If you take into account all this structure it all gets a bit messy, but it’s quite easy to get a rough but reasonable estimate by ignoring all these complications. We simply take the rms pressure variation to be the same fraction of ambient pressure as the averaged temperature variation are compared to the average CMB temperature,  i.e.

Prms~ a few ×10-5Pamb.

If we do this, scaling both pressures in logarithm in the equation in proportion to the ambient pressure, the ambient pressure cancels out in the ratio, which turns out to be a few times 10-5. With our definition of the decibel level we find that waves of this amplitude, i.e. corresponding to variations of one part in a hundred thousand of the reference level, give roughly L=100dB while part in ten thousand gives about L=120dB. The sound of the Big Bang therefore peaks at levels just a bit less than 120 dB.

cooler_decibel_chart

As you can see in the Figure above, this is close to the threshold of pain,  but it’s perhaps not as loud as you might have guessed in response to the initial question. Modern popular beat combos often play their dreadful rock music much louder than the Big Bang….

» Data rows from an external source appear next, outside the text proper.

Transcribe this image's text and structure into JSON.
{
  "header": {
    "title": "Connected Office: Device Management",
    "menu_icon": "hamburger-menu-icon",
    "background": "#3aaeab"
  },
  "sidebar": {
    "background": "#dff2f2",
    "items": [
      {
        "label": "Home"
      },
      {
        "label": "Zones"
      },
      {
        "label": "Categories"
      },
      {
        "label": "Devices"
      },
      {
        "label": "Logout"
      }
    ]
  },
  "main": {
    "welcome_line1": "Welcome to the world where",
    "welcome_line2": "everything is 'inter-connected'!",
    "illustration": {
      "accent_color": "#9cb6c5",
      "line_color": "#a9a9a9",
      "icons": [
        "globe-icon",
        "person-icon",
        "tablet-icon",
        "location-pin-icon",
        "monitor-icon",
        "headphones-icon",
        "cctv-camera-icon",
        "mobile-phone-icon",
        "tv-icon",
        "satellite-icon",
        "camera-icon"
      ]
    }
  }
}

A useful yardstick is the amplitude  at which the fluctuations in pressure are comparable to the mean pressure. This would give a factor of about 1010 in the logarithm and is pretty much the limit that sound waves can propagate without distortion. These would have L≈190 dB. It is estimated that the 1883 Krakatoa eruption produced a sound level of about 180 dB at a range of 100 miles. By comparison the Big Bang was little more than a whimper.

PS. If you would like to read more about the actual sound of the Big Bang, have a look at John Cramer’s webpages. You can also download simulations of the actual sound. If you listen to them you will hear that it’s more of  a “Roar” than a “Bang” because the sound waves don’t actually originate at a single well-defined event but are excited incoherently all over the Universe.